Un père, une mère, un fils, sa petite amie, une grand-mère. Le père se bat en vain pour ne pas perdre son emploi. Le fils aura bientôt seize ans. Il rencontre sa grand-mère à l’insu de ses parents. Nous suivons quelques jours de leurs existences. Sept fois, nous les retrouverons à table pour le repas.
Telles sont les apparences de Terre natale, une pièce brève de Daniel Keene, un auteur australien né en 1955, récemment reconnu par beaucoup de metteurs en scène en France.

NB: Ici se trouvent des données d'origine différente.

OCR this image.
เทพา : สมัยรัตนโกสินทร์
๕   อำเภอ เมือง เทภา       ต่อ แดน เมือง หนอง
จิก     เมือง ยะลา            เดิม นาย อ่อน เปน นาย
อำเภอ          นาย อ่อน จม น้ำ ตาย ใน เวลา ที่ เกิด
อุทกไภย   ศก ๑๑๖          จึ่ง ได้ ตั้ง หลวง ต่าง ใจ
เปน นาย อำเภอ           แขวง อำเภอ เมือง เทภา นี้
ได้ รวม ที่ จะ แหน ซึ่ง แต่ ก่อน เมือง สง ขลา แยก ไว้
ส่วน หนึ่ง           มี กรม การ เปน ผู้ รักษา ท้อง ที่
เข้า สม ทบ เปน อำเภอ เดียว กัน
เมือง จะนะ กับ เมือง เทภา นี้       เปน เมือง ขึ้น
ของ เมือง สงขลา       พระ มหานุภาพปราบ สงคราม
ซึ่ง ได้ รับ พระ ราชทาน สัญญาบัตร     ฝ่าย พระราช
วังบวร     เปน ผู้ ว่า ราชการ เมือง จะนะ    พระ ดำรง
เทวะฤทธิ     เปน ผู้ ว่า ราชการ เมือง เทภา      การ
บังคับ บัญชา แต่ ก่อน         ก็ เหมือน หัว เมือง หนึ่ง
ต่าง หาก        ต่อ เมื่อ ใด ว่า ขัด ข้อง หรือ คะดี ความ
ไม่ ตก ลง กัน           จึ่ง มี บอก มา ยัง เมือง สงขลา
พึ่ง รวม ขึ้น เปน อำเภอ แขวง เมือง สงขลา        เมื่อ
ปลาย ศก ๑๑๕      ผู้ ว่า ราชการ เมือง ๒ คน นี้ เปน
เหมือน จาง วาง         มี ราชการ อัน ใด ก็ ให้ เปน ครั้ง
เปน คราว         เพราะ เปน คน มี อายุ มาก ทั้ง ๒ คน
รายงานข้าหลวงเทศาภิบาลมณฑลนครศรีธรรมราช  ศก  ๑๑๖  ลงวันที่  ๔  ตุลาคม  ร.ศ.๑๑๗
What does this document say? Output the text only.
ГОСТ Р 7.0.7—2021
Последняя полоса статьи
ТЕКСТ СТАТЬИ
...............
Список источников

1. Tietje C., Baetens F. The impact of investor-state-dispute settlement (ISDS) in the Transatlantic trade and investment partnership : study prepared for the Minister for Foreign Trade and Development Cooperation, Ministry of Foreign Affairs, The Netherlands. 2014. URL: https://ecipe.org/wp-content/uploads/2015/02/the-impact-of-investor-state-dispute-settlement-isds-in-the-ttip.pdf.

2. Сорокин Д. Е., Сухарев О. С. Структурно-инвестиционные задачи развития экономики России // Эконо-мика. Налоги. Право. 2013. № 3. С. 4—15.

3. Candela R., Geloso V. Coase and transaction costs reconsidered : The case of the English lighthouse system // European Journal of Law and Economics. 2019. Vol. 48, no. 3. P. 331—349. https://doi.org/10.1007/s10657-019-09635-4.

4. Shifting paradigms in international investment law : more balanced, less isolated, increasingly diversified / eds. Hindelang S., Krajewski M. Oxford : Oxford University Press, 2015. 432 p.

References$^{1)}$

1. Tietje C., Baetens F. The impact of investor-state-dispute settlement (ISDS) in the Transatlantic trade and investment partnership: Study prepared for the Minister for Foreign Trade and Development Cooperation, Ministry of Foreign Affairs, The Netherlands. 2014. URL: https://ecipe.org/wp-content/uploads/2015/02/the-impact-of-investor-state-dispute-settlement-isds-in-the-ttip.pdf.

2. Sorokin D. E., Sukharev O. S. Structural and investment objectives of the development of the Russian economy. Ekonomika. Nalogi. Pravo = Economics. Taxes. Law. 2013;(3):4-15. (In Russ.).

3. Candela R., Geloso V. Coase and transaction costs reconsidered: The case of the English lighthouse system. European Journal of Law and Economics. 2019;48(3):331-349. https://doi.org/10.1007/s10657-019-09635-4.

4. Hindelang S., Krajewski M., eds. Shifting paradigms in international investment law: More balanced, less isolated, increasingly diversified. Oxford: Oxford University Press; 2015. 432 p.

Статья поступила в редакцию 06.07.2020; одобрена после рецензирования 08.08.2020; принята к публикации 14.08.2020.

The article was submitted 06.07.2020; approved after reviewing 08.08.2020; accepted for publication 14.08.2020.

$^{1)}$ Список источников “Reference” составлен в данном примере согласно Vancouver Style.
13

Laurent Gutmann s’arrête sur Terre natale. Il en réalise une première mise en scène pour la Scène nationale de Blois en février 2002. Mais ce sujet le poursuit et il a décidé aujourd’hui de le reprendre, de le recréer chez nous.
Un centre d’intérêt de cette pièce est qu’elle nous confronte à des personnages en butte au langage, chez qui un langage mal maîtrisé, obstacle à l’échange, se fait menace de mise à l’écart. Un langage empêché qui rend problématique notamment la découverte de la sexualité. Et Keene, remarquablement, va créer un vrai langage théâtral à partir de cet empêchement. Quelques mots, quelques pauvres expressions, isolés ou répétés, nous éloignent d’un reflet réaliste du monde, deviennent "parole lyrique" révélatrice. Et la grand-mère est sans doute un personnage fondateur : elle raconte des histoires à son petit-fils, lui montrant ainsi qu’il n’y a pas de construction d’identité possible sans le détour par la fiction, par un autre langage.
Contrairement à beaucoup d’auteurs contemporains pour qui l’apocalypse est pour demain sinon pour ce soir, véritables dramaturges de la catastrophe, Keene, sans aucun sentimentalisme, pense que l’avenir sera ce qu’on en fera : « il y a toujours une frontière à repousser ». Dans Terre natale, chacun des personnages effectue une "révolution", au double sens de remise en question radicale et de parcours. A la fin de la pièce, un univers se reconfigure et, quelle que soit la situation, quelque chose reste à inventer.
Comment traduire le titre original Homeland ? Patrie, Terre natale ? S’agit-il du lieu qui nous a vu naître et que l’on a quitté, de celui que nous avons choisi, de celui que nous trouverons et qui assurera notre identité ?
Comment, dans la mise en scène, éviter les pièges - le contresens - du réalisme conventionnel ? Quel "espace poétique" inventer pour réunir la famille sept fois autour d’un repas, donner à voir l’univers mental d’un fils coincé entre père et mère, favoriser ses rencontres avec la grand-mère "refoulée" par les parents, préserver/exhiber les zones d’intimité, faire apparaître la jeune fille venue d’ailleurs ? Comment enchaîner les vingt-cinq séquences de la pièce sans "faire du cinéma", en toute théâtralité ?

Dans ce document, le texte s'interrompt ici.